The vibrational spectra of diamond polytypes and defects in diamond and cubic boron nitride

This thesis examines a variety of closely related issues all of which concern the relationship between the structure of cubic diamond, of its hexagonal and rhombohedral polytypes, and of structural defects and their respective vibrational spectra. The calculations, experimental results, and analyses of those results are presented in this work as a first attempt to build a systematic model of the diamond polytype and its related system of planar growth defects. The diamond polytypic structural system is reviewed and shown to form an internally consistent system based on the stacking sequences of silicon carbide and zinc sulfide. The space group of the 4H, 6H, and 8H diamond polytypes was determined to be P6{dollar}sb3{dollar}/mmc (194) while that of the 15R and 21R diamond polytypes was determined to be R3m (166). Elastic constant values for hexagonal diamond polytypes were also calculated from data for cubic diamond. The selection rules for the individual polytypes of diamond were determined via factor group analysis. Diamond polytypes are predicted to contain infrared active modes in contrast to cubic diamond and Ionsdaleite (2H diamond).
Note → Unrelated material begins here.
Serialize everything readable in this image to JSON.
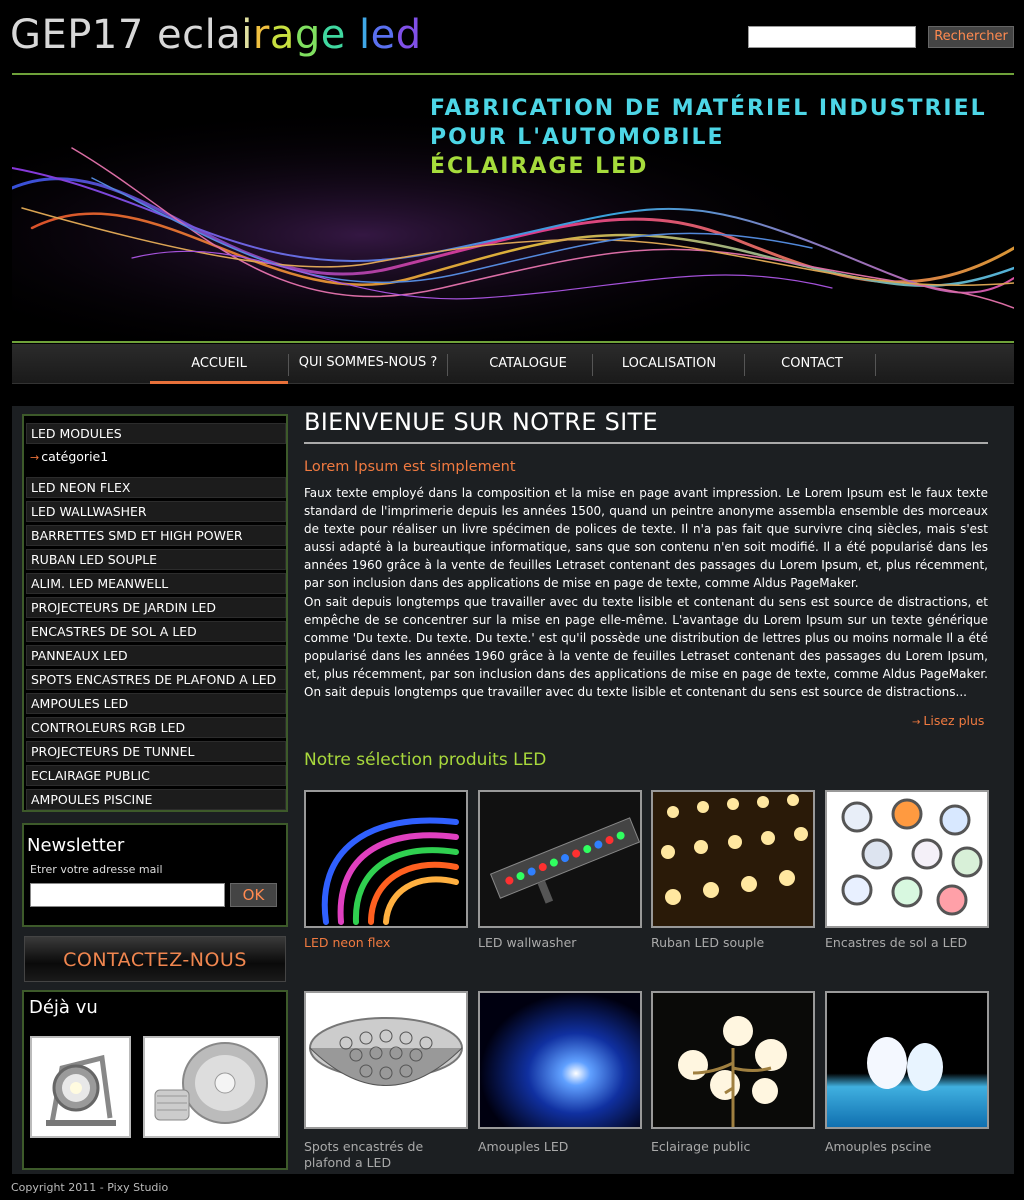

The band positions of the Raman and infrared active modes of the polytypes were predicted from the parent structures by a folded zone model. A physical model of the structure of CVD diamond films is one that contains many discontinuities such as twins and stacking offsets spaced within tens of atomic layers of each other in the form of a one-dimensional glass. The spectra obtained from the CVD films showing broad Raman bands at wavenumber positions below that of the diamond Raman band is proposed to be the result of a breakdown of selection rules caused by stacking defects in the structure. An examination of a shock formed diamond powder served to confirm an earlier analysis. CVD diamond films were grown in the presence of various amounts of diborane gas. The Raman spectra of these films show marked effects due to the amount of diborane in the growth system. The model of the effects of stacking defects on the vibrational spectra of diamond was extended to cubic boron nitride. Raman and infrared spectra of cubic boron nitride were found to have features that could be explained by a breakdown of vibrational selection rules.